Apache Avro Interview Questions and Answers

Apache Avro is a data serialization system.

Avro provides:

Rich data structures.

A compact, fast, binary data format.

A container file, to store persistent data.

Remote procedure call (RPC).

Simple integration with dynamic languages. Code generation is not required to read or write data files nor to use or implement RPC protocols. Code generation as an optional optimization, only worth implementing for statically typed languages.

1) Deserializing from a byte array

Answer) This example takes a byte array containing the Avro serialization of a user and returns a User object.SpecificDatumReader<User> reader = new SpecificDatumReader<User>(User.getClassSchema());

Decoder decoder = DecoderFactory.get().binaryDecoder(bytes, null);

User user = reader.read(null, decoder);

2)Serializing to a byte array?

Answer) This example takes a User object and returns a newly allocated byte array with the Avro serialization of that user.

ByteArrayOutputStream out = new ByteArrayOutputStream();

BinaryEncoder encoder = EncoderFactory.get().binaryEncoder(out, null);

DatumWriter<User> writer = new SpecificDatumWriter<User>(User.getClassSchema());

writer.write(user, encoder);

encoder.flush();

out.close();

byte[] serializedBytes = out.toByteArray();

3)How can I serialize directly to/from a byte array?

Answer) As pointed out in the specification, Avro data should always be stored with its schema. The Avro provided classes DataFileWriter, DataFileReader, and DataFileStream all ensure this by serializing the Schema in a container header. In some special cases, such as when implementing a new storage system or writing unit tests, you may need to write and read directly with the bare Avro serialized values.

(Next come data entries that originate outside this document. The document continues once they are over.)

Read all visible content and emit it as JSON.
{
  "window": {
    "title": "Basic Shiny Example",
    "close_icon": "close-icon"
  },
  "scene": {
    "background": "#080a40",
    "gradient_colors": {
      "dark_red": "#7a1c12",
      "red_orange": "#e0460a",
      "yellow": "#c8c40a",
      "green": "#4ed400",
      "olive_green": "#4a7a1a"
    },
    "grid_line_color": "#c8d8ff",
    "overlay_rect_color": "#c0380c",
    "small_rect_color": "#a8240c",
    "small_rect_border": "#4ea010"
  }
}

4)Why isn't every value in Avro nullable?

Answer)When serialized, if any value may be null then it must be noted that it

is non-null, adding at least a bit to the size of every value stored and

corresponding computational costs to create this bit on write and

interpret it on read. These costs are wasted when values may not in

fact be null, as is the case in many datasets. In Avro such costs are

only paid when values may actually be null.

Also, allowing values to be null is a well-known source of errors. In

Avro, a value declared as non-null will always be non-null and programs

need not test for null values when processing it nor will they ever fail

for lack of such tests.

Tony Hoare calls his invention of null references his "Billion Dollar Mistake".

http://qconlondon.com/london-2009/presentation/Null+References:+The+Billion+Dollar+Mistake

Also note that in some programming languages not all values are permitted to be null. For example, in Java, values of type boolean, byte, short, char, int, float, long, and double may not be null.

5)What is the purpose of the sync marker in the object file format?

Answer From Doug Cutting:

HDFS splits files into blocks, and mapreduce runs a map task for each block. When the task starts, it needs to be able to seek into the file to the start of the block process through the block's end. If the file were, e.g., a gzip file, this would not be possible, since gzip files must be decompressed from the start. One cannot seek into the middle of a gzip file and start decompressing. So Hadoop's SequenceFile places a marker periodically (~64k) in the file at record and compression boundaries, where processing can be sensibly started. Then, when a map task starts processing an HDFS block, it finds the first marker after the block's start and continues through the first marker in the next block of the file. This requires a bit of non-local access (~0.1%). Avro's data file uses the same method as SequenceFile.

6)More generally, how do Avro types map to Java types?

Answer)The mappings are documented in the package javadoc for generic, specific and reflect API.

7)How are Strings represented in Java?

Answer)They use org.apache.avro.util.Utf8, not java.lang.String.

8)How do I statically compile a schema or protocol into generated code?

Answer) In Java

Add the avro jar, the jackson-mapper-asl.jar and jackson-core-asl.jar to your CLASSPATH.

Run java org.apache.avro.specific.SpecificCompiler <json file>.

This appears to be out of date, the SpecificCompiler requires two arguments, presumably an input and and output file, but it isn't clear that this does.

Or use the Schema or Protocol Ant tasks. Avro's build.xml provides examples of how these are used.

Lastly, you can also use the "avro-tools" jar which ships with an Avro release. Just use the "compile (schema|protocol)" command.

9)What is Avro?

Answer)Avro is a data serialization system.